Wednesday, March 30, 2011

The Glove and the Lions, and a Reminder


I wanted to remind all you girls about the Spring Has Sprung Poetry Contest. There are still about 12 more days to enter! I would love to get more entries. Thanks to all of you who have entered! :)
For those of you who forgot the details, click here to read them. :)
I have always loved reading "Poems That Tell a Story", and this is one of my favorites. It's always fun to read something a piece where the story and moral fit into the rhyme pattern effortlessly. There is nothing worse than a story-poem where you feel like the poet pinched words to make them fit the story! And I love the rhythm of this poem. Anyway, enjoy it!
~Rachel

And yes, this is a real portrait of some King Francis or another! :D

"The Glove and the Lions"
James Henry Leigh Hunt
King Francis was a hearty king, and loved a royal sport,
And one day as his lions fought, sat looking on the court;
The nobles filled the benches, and the ladies in their pride,
And 'mongst them sat the Count de Lorge, with one for whom he sighed:
And truly 'twas a gallant thing to see that crowning show,
Valour and love, and a king above, and the royal beasts below.

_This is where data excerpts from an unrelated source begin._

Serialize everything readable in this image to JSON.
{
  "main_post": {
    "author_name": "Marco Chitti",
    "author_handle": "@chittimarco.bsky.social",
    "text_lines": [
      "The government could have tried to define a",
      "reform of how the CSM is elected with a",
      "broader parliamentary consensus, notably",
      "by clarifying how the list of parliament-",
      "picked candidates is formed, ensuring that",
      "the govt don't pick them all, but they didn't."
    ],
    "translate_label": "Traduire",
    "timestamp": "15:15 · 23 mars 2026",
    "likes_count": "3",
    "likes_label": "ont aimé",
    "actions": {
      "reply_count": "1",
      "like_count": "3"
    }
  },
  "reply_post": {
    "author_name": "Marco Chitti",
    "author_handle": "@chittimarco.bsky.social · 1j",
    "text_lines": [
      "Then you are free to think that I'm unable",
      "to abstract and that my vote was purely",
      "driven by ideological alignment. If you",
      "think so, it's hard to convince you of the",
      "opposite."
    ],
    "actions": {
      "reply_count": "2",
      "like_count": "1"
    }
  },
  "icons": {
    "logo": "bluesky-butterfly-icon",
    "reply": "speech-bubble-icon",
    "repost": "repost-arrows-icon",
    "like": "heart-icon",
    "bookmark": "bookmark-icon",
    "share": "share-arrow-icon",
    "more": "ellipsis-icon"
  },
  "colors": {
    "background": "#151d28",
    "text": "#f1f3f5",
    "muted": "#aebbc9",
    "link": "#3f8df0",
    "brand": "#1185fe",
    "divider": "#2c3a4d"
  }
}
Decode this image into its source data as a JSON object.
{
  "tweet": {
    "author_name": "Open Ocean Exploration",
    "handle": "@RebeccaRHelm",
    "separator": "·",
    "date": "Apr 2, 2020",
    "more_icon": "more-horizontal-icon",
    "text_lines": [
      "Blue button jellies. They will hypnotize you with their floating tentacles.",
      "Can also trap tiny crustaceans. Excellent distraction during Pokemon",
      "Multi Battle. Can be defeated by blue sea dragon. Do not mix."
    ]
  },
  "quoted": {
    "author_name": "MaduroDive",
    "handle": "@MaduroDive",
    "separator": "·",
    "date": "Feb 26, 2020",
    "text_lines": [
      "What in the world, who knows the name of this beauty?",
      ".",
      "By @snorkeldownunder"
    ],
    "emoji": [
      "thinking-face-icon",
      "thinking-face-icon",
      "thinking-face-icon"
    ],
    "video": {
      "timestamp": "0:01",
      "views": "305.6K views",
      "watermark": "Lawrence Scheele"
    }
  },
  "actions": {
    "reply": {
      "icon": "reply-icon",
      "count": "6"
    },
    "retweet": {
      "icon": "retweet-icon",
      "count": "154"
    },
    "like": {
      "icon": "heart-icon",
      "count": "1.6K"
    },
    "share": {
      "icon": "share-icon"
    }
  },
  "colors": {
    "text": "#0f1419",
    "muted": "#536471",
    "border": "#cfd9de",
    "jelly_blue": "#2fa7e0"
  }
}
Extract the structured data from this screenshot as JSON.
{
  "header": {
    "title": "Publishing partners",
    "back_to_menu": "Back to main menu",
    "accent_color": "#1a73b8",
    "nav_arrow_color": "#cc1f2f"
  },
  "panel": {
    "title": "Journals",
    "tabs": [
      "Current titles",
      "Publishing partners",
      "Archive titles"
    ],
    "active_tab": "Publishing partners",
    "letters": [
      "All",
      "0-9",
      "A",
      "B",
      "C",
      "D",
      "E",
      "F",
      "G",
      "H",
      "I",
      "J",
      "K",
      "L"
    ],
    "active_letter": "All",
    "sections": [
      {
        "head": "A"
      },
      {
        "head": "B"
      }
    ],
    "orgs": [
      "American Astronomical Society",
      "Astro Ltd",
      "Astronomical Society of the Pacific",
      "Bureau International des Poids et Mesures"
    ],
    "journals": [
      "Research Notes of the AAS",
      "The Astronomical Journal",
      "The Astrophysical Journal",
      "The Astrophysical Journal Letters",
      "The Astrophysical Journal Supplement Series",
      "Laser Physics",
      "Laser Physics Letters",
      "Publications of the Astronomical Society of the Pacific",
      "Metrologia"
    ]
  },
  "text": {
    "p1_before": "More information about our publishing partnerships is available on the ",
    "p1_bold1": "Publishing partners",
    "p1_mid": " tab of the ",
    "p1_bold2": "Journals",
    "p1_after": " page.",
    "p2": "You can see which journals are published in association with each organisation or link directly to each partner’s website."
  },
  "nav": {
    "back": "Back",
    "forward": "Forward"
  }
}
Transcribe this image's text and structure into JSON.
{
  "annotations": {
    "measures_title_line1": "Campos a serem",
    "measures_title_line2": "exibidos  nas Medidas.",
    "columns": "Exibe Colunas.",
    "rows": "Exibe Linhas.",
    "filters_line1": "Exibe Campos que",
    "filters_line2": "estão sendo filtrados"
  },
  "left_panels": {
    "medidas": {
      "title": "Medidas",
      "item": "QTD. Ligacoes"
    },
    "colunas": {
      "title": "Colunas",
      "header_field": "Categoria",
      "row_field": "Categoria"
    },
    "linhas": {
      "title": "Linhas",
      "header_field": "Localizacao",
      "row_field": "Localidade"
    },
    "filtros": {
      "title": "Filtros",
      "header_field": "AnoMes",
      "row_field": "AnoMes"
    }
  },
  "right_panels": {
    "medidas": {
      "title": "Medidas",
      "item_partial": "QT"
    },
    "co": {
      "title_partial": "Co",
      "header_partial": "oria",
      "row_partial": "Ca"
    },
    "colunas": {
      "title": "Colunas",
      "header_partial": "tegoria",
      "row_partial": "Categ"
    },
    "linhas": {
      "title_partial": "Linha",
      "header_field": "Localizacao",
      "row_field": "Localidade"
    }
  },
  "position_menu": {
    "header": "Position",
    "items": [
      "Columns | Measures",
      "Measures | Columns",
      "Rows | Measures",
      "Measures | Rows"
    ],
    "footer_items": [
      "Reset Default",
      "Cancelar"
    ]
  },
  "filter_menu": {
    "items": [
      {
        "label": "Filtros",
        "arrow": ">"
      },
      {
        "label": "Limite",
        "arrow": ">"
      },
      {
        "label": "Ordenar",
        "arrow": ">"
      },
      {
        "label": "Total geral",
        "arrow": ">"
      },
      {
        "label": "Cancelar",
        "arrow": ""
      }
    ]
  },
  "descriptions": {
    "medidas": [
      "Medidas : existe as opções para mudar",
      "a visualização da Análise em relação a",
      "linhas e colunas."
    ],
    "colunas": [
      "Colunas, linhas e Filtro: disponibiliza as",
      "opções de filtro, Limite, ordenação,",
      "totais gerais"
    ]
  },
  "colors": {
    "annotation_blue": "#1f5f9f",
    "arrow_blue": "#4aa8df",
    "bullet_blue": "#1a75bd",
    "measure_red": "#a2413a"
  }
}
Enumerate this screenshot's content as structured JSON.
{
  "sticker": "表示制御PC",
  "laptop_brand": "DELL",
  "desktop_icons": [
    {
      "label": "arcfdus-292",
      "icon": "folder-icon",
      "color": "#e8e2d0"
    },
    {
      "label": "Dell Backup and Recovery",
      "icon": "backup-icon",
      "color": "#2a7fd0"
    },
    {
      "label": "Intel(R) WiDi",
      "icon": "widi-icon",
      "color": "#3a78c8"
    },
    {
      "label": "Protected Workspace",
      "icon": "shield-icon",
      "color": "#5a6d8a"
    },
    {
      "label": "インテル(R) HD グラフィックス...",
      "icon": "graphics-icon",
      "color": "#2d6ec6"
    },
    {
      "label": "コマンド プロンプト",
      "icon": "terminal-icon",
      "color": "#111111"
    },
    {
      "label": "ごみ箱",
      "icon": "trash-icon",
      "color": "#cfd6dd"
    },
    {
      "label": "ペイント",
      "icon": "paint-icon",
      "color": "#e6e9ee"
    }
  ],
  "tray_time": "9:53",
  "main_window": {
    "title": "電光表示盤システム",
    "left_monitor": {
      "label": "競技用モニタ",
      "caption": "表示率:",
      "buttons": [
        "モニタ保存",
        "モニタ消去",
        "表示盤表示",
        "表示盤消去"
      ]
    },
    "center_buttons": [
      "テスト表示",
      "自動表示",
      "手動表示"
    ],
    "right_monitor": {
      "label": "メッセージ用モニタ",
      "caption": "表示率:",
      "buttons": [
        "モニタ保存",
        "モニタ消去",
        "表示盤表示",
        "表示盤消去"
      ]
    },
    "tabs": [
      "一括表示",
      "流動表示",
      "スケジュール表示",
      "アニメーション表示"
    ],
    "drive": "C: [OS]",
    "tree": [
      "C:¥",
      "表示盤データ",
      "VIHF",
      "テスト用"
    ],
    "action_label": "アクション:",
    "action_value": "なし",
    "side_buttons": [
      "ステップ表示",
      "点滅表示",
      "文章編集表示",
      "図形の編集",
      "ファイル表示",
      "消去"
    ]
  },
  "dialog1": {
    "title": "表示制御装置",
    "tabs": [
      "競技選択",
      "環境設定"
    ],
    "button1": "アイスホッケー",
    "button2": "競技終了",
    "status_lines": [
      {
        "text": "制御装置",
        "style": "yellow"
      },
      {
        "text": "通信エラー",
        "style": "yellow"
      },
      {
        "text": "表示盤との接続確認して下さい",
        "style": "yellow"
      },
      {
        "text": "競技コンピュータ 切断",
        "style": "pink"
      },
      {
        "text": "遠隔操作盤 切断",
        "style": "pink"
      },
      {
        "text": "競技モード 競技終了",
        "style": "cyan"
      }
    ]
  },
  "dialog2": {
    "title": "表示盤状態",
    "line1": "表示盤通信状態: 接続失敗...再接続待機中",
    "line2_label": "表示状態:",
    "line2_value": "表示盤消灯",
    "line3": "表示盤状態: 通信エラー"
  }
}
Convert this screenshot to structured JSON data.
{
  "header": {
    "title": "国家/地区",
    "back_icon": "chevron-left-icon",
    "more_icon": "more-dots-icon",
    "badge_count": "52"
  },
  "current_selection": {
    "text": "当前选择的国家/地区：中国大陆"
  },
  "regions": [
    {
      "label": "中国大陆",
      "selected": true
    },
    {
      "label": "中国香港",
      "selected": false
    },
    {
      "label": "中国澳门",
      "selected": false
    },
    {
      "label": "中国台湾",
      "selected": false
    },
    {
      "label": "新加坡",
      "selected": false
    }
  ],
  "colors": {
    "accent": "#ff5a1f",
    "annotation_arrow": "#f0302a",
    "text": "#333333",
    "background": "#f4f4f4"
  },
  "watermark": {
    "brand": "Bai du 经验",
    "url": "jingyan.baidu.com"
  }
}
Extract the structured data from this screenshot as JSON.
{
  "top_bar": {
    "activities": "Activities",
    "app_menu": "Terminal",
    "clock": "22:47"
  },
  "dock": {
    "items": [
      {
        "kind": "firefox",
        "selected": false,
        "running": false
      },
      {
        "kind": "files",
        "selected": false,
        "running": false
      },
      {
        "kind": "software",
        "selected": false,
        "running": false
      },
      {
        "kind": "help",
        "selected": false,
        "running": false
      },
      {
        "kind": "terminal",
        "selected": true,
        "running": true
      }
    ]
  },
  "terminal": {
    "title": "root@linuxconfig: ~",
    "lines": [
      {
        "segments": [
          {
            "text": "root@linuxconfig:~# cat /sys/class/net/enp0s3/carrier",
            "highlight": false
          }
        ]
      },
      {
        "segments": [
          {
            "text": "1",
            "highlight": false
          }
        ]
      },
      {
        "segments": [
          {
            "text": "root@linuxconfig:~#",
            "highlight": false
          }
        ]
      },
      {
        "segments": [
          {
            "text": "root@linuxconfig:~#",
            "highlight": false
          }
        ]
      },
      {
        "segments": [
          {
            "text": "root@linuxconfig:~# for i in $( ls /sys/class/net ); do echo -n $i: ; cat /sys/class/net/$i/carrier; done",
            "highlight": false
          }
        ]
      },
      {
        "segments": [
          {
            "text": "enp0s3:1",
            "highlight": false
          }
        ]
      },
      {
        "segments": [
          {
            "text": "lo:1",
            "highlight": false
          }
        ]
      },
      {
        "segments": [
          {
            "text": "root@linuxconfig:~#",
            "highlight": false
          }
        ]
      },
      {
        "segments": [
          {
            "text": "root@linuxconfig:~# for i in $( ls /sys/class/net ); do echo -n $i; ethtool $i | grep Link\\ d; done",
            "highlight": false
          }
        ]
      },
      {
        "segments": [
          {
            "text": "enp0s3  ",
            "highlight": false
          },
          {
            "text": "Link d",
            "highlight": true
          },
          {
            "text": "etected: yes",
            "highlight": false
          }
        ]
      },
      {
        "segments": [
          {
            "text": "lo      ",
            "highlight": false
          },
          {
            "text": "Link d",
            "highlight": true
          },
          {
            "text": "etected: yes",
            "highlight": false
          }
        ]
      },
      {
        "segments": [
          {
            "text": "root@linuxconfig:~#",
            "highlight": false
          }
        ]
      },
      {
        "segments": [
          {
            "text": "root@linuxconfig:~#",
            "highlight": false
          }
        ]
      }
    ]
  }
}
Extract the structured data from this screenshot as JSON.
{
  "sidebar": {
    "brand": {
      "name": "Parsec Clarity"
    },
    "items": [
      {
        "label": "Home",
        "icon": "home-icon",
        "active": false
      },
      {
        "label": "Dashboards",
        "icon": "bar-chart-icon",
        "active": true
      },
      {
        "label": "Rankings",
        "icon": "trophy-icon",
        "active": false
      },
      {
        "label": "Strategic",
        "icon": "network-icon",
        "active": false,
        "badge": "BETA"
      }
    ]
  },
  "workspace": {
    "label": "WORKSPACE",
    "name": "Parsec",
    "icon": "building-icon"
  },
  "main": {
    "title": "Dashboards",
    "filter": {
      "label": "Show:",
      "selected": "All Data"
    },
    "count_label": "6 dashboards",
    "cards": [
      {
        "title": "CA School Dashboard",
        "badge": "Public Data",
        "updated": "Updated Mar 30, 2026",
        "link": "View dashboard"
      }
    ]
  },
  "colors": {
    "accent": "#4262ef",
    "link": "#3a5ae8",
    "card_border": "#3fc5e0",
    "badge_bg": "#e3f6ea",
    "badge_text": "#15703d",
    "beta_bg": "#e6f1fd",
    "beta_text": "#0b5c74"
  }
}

Ramped and roared the lions, with horrid laughing jaws;
They bit, they glared, gave blows like beams, a wind went with their paws;
With wallowing might and stifled roar they rolled on one another;
Till all the pit with sand and mane was in a thunderous smother;
The bloody foam above the bars came whisking through the air;
Said Francis then, "Faith, gentlemen, we're better here than there."

De Lorge's love o'erheard the King, a beauteous lively dame
With smiling lips and sharp bright eyes, which always seemed the same;
She thought, the Count my lover is brave as brave can be;
He surely would do wondrous things to show his love of me;
King, ladies, lovers, all look on; the occasion is divine;
I'll drop my glove, to prove his love; great glory will be mine.

She dropped her glove, to prove his love, then looked at him and smiled;
He bowed, and in a moment leaped among the lions wild:
The leap was quick, return was quick, he has regained his place,
Then threw the glove, but not with love, right in the lady's face.
"In truth!" said Francis, "rightly done!" and he rose from where he sat:
"No love," quoth he, "but vanity, sets love a task like that."

1 comment:

Leanna said...

I liked that poem. My word, she obviously didn't love him, did she?